Nonapod ... I guess I'm one of them, but hardly young (70) or liberal in today's definition, unlikely "hip" or "nerd" (maybe)...but hey, I am white and if given the chance to buy a pair tomorrow for $1500 I'd take it.
I have no interest in smart phones or tablets..no interest in Facebook or Twitter...nothing I think, say or do is worthy of instant announcement, besides I have everyone else here on Althouse to annoy when the urge arrives, right?
But, for some reason I see Google Glass as useful tool, just as I did Windows, Office, Adobe miscl, and Oracle in the olden days when my contemporaries were assigning that IT activity to young nerds...so I guess I became an old nerd, but out of pure laziness for the amount of effort I could save getting work done with computer help.
I see Google Glass the same way, added convenience with real potential for making me even more lazy.
Cubanbob...yeah, you just had to mention the glaring shortfalls of Google Glasses. I wuz trippin' ....but you are very likely very right. Dang!
Jeepers Peepers, where'd you get those Creepers?
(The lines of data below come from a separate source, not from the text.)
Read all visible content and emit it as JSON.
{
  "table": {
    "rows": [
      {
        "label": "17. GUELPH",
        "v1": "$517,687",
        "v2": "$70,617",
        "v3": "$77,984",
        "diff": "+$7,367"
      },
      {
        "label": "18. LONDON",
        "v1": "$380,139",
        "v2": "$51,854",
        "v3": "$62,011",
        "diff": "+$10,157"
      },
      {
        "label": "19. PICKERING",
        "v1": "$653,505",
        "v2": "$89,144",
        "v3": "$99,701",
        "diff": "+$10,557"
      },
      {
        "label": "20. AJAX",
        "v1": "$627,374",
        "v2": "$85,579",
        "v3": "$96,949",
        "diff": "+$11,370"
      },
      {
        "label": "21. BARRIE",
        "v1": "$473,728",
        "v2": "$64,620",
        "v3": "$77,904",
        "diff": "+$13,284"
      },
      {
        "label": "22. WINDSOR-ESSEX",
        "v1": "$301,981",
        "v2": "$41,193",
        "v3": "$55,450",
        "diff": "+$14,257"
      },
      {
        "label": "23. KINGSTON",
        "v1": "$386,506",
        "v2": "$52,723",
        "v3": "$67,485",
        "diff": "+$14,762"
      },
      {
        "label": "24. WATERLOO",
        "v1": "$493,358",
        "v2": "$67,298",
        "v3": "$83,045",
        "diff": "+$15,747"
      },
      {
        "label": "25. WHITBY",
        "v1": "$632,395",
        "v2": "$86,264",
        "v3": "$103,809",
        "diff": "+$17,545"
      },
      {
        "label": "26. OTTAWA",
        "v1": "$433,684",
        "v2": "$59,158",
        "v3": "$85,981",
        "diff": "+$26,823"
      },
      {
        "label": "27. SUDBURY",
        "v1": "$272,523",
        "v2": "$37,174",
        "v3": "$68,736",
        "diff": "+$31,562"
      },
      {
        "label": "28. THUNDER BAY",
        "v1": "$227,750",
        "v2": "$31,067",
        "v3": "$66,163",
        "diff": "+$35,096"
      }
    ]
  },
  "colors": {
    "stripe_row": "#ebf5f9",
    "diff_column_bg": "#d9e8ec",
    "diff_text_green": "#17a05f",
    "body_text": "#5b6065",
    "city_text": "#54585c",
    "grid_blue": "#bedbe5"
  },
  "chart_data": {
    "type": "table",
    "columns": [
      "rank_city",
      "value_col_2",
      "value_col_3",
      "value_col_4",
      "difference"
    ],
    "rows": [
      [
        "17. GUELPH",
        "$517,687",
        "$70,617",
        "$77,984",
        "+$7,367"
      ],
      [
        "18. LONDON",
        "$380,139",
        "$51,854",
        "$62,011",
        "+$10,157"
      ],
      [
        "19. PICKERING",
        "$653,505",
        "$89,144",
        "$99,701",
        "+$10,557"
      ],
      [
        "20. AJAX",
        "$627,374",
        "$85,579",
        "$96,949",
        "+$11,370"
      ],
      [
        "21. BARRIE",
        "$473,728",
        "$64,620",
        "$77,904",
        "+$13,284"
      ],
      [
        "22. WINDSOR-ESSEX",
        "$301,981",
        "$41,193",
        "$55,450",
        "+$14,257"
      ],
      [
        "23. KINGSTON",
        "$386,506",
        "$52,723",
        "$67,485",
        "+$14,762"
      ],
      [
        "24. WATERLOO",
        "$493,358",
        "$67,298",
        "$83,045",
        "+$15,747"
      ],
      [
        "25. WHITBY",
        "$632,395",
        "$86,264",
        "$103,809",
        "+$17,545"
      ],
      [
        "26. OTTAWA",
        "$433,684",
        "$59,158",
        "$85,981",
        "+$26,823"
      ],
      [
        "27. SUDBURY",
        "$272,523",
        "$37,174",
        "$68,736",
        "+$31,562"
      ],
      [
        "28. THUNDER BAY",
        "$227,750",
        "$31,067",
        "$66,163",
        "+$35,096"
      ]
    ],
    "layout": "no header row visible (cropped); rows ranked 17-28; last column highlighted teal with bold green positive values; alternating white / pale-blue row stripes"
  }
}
Hmmm...it occurs to me I'm missing part of the point others are making about videos, Youtube, social media, etc etc.
In my ignorance of what real capability they have beyond video yada yada....My ideas for using Google Glasses actually has nothing to do with social media or Youtube. I'm assuming that, besides query functions and searches, they could operate in a database dimension with ODBC functionality.
I need to study up more about just what they can really do and not do. If mainly video capture and transmission...yawn, meh. Fuggedaboutit.
I would not have a conversation with someone wearing those.
I Have Misplaced My Pants said...
I would not have a conversation with someone wearing those.
Presuming the glasses can do the database stuff I'd require, none the less, because they can do other things, I would take them off during conversations with other people. I was raised to be courteous...hard to break the habit.
I have no use for people who sit at a table and converse via test message from 3 feet away. Please. Just fucking please.
I am waiting patiently for Google Pants.
Can these be used to tell if a woman is faking an orgasm, because I'm getting very suspicious about the ones past a dozen or so in a row.
As noted above, bluetooth cell phone head sets have been out for a long time now and the people wearing them still look like douches (save for when driving), so I think the same will go for these. As to etiquette, I won't be talking or remaining in the vicinity of anyone wearing them and I imagine most people will feel the same way, so they will have to form their own clubs for friends I guess.
I would like a fix to having to hold my damned smart phone in my much needed hands. Maybe a couple extra hands designed by Google would be a better solution. I suppose they would upload what you touch with them, and that's gonna be a problem, especially if they upload any painting of the fingernails or application of hand lotions.
I can see the ULA now: "These hands remain the property of Google, Inc., any alteration to make them more alluring or to change the apparent sex of the Google Hands is strictly prohibited.
I predict that after enough of these people start sporting ballpoint pens in their eye sockets the whole eyeglass camera fad will fade away.
Many people seem concerned by how unattractive they would appear with such a device. To date, I have made very little effort to control this area of my person, so I'd be fine. My absurdly skinny legs hanging out of my Daisy Duke shorts usually distracts from whatever else I'm rocking.
I would not wear them during conversation. Nor anywhere near my husband's work. But as a tool? Wow! I'd love to try them out.
Late question and perhaps already covered, but what if students want to wear them in class? Would you mind that, Professor?
bagoh20 said...
Can these be used to tell if a woman is faking an orgasm, because I'm getting very suspicious about the ones past a dozen or so in a row.
Careful there dude...you could throw your elbow out of joint patting yourself on the back like that.